According to the Gospels of Mark and Matthew, Herod Antipas was the ruler of Galilee, a region in Palestine under the Roman Empire. John the Baptist incurred his wrath and was imprisoned, as he reprimanded Herod for divorcing his wife Phasaelis and unlawfully marrying Herodias, the divorced wife of his half brother Herod Philip and mother of Salome. According to John, the second marriage was incestuous and hence, unlawful. However, despite his extreme humiliation, the infuriated King could do nothing more but to send him to prison, as he was afraid to have the popular prophet killed.
On a later date, at a party arranged on the occasion of her father’s birthday, Salome won the heart of the guests by her dance recital. It made Herod was so happy and pleased that he promised his daughter anything that she wants.

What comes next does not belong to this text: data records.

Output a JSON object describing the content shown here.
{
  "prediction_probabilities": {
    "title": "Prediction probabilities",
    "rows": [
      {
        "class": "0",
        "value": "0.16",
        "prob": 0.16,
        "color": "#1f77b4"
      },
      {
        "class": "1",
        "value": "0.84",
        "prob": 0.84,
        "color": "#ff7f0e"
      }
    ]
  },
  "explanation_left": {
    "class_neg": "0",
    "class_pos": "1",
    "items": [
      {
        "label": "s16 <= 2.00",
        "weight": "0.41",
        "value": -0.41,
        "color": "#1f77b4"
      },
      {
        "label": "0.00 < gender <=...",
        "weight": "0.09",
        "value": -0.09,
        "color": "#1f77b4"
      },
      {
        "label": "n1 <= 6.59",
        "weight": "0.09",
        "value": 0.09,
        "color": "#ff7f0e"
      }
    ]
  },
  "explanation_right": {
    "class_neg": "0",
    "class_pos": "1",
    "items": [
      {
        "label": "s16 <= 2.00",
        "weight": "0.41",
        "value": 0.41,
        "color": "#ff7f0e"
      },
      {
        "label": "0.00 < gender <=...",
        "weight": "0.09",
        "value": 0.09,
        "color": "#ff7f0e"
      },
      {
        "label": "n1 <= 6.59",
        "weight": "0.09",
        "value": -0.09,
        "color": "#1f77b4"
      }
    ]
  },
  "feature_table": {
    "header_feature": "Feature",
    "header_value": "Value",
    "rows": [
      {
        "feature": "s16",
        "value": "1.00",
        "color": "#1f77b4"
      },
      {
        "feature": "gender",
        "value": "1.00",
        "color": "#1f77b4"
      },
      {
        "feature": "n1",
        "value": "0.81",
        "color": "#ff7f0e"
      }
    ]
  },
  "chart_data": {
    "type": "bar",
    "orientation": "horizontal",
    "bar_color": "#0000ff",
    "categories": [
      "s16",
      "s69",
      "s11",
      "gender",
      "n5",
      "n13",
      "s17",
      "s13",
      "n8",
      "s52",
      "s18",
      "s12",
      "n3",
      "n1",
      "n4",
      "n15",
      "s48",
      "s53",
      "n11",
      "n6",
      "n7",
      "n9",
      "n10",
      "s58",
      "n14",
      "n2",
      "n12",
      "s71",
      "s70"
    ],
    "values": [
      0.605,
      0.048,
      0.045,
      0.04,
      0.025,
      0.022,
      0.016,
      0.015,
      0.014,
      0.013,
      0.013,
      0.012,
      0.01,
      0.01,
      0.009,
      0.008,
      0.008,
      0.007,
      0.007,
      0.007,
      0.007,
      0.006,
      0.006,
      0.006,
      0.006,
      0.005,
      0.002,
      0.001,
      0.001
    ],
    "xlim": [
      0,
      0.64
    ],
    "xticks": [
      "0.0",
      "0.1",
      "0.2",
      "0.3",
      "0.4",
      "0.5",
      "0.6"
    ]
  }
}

At this, the girl consulted her mother and prompted by her mother, Herodias, who was infuriated by John’s condemnation of her marriage, the girl demanded the head of John the Baptist on a silver platter. This time, to keep his promise, Herod was forced to have John beheaded and Salome took the platter with John’s head and gave it to her mother.
From an early period, this Biblical story had been a favourite subject of Christian art and became especially popular during the Renaissance.
Salome had been strikingly portrayed by eminent painters, like Andrea Solario, Titian, Guido Reni, Peter Paul Rubens, Guercino, Artemisia Gentileschi and the others. Apart from painting, gradually the story also became a preferred subject of the poets, screenwriters and composers.
Based on the Biblical story, Oscar Wild wrote his one act play ‘Salome’, which was later translated by the German poet and translator Hedwig Lachmann and soon after was performed in Berlin at the Schall and Rauch Theatre. Richard Georg Strauss, a leading German composer, was so moved by the work that he used it with some cuts, as the text for his opera of the same name. In the opera, Herod was portrayed as lusting after Salome, while Salome, in her turn, desired John the Baptist. Finally, she satisfied her libido by kissing the lips of the severed head of John, the holy man and thus, Salome has become an erotic symbol in art.